多くの人にとって電気や水などライフラインのない生活は成り立たないだろう、と冒頭で述べた。そこで、ここでは「電力」を例に挙げて考えてみる。現在、日本に限らず世界では再生可能エネルギーの開発や運用が盛んに行われているが、これについて私は、たしかに必要ではあるが、決して全面的に推し進めていくべき事業ではないと考える。再生可能エネルギーの一部である太陽光発電や風力発電は、建設に対する反対勢力も小さそうに見えるが、気候条件にかなり左右されるためエネルギー効率が良いとは言えない。その一方で、琵琶湖疎水の事業によって日本で初めて建設された水力発電は、国土が川で溢れていて水に恵まれていることから日本にとって最適であるといえるだけの地形を持っているほか、一度完成すれば多方面に莫大な益をもたらし得る。
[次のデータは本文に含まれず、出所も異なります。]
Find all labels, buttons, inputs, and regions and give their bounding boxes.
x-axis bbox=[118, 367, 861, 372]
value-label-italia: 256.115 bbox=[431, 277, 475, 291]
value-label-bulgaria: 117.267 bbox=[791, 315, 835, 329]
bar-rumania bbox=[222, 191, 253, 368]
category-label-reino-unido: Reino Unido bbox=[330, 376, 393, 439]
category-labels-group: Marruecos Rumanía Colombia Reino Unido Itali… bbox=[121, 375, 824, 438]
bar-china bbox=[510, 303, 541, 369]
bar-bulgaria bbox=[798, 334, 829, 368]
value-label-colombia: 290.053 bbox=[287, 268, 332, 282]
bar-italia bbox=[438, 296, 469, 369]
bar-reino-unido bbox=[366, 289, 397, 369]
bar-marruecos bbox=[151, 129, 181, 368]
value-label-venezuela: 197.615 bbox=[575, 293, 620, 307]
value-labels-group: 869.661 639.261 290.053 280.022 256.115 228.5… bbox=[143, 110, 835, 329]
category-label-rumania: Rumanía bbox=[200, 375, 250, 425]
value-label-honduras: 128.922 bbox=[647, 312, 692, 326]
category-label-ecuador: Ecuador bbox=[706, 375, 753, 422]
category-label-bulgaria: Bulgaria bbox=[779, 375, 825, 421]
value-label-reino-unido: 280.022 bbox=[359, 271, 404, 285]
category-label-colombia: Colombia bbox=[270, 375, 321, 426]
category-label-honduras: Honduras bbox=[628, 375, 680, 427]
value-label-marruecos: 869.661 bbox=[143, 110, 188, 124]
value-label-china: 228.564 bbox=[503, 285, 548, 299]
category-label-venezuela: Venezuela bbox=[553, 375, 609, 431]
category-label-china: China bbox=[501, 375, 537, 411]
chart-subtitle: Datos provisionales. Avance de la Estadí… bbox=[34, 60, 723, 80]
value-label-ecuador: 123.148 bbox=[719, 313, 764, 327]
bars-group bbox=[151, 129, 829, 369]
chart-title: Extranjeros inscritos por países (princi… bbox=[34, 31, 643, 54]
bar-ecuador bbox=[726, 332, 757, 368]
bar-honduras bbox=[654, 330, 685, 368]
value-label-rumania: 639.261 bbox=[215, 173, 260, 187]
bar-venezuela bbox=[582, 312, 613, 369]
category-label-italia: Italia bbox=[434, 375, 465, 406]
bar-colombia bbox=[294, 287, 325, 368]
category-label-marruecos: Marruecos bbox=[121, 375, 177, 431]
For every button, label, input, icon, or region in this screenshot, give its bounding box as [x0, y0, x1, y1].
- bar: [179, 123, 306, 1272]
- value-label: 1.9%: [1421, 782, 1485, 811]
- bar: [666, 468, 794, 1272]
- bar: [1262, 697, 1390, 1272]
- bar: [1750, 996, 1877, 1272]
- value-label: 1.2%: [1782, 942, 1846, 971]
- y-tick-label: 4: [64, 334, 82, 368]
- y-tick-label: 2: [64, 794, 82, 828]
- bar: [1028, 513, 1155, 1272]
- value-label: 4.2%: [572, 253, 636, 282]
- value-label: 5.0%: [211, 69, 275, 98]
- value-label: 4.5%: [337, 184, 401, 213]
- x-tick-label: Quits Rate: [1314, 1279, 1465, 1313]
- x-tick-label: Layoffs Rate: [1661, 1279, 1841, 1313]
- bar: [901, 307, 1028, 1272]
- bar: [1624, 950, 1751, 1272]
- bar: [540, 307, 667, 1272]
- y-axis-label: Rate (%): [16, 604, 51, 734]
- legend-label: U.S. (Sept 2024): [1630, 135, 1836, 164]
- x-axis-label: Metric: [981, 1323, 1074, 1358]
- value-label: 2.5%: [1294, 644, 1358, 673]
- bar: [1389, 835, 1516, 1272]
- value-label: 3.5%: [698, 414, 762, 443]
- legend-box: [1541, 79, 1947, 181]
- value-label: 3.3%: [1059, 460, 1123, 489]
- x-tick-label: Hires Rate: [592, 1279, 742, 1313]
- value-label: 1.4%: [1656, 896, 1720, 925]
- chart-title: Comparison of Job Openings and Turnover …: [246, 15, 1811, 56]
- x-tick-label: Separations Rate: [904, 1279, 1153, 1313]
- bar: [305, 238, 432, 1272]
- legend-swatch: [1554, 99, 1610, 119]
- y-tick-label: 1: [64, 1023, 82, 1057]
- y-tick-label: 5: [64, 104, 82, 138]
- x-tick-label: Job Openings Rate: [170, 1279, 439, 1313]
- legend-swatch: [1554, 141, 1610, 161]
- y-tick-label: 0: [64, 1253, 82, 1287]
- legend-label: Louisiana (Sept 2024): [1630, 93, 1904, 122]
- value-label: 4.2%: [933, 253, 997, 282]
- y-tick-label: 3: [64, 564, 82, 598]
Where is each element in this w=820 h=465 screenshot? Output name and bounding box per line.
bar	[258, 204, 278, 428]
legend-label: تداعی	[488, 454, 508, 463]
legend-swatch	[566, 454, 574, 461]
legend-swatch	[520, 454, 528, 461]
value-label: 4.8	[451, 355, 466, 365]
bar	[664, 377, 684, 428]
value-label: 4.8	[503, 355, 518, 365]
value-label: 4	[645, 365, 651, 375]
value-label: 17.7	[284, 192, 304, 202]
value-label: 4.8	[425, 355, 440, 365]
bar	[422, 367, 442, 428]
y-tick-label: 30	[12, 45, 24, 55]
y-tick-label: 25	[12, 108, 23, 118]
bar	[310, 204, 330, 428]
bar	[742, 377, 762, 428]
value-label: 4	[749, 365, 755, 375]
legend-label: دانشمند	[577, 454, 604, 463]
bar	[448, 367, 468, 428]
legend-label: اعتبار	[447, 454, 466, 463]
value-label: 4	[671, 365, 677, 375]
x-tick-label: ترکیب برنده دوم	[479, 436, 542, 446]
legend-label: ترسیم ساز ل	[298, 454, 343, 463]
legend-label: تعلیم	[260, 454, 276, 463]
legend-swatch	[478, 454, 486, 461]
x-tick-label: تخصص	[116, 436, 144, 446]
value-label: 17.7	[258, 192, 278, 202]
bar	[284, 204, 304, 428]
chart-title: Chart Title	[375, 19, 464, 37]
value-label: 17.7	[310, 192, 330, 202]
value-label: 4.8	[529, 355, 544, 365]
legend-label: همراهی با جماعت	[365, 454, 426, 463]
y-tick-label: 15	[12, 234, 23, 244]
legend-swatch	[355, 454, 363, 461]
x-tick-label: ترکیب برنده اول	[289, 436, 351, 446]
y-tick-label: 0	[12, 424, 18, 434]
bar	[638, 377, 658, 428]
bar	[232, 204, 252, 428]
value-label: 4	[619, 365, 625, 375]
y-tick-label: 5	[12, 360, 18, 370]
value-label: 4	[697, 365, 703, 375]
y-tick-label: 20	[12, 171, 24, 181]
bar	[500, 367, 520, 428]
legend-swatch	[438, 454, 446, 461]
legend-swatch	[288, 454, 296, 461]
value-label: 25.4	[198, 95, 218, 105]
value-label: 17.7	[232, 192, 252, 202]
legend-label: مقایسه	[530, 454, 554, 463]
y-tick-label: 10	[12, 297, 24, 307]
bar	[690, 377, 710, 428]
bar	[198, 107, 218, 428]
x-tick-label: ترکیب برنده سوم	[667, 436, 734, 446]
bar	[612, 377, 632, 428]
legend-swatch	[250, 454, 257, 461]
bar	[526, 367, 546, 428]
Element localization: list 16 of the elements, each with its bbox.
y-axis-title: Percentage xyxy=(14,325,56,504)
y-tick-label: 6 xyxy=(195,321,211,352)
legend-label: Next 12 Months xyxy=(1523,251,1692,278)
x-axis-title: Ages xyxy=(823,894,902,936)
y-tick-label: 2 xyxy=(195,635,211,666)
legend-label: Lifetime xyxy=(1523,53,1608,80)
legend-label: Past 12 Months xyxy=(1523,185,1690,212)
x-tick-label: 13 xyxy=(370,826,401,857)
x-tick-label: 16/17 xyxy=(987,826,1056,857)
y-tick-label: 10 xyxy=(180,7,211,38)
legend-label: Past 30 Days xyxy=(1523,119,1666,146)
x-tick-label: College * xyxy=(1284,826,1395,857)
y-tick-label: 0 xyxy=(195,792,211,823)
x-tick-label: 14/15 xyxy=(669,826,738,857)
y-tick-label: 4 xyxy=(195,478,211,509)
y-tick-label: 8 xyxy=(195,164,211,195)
また、グラハム・ベルは明治31年に来日した際には、日本の地形を見て「この豊かな水資源があれば、これを利用して日本は更に成長出来る」という旨の講演をした。ここで私は、それから100年以上経った今でも彼の予言に耳を傾けようとしないのはなぜだろうか、という疑念が生まれた。日本は再生可能エネルギーの適性が高いとは言い切れないながらも、こうしてある意味時代の流行りとも捉えられかねない事業に対しては積極的に投資する姿勢があるほど、発電事業自体に関心が無いわけではない。災害などの予測不能な事態に備えて、再生可能エネルギーは確かに選択肢の一つとなり得るが、これだけに頼れば、次第に日本は「何が強みであるか」「何で世界と戦うか」を見失い、技術への自信がなくなり、国力が低下してしまう恐れがあるだろう。自分に都合の悪い情報はどうしても見えなくなってしまうのが人間であるのだろうが、自らの現状を理解して弱みや脆弱性を把握することを怠らないことが重要であるのだと考える。日々変わりゆく社会に取り残されないよう、慢心することなく「先進国を目指して近代化に勤しんでいた頃の初心」を常に心に留めておかなければならない。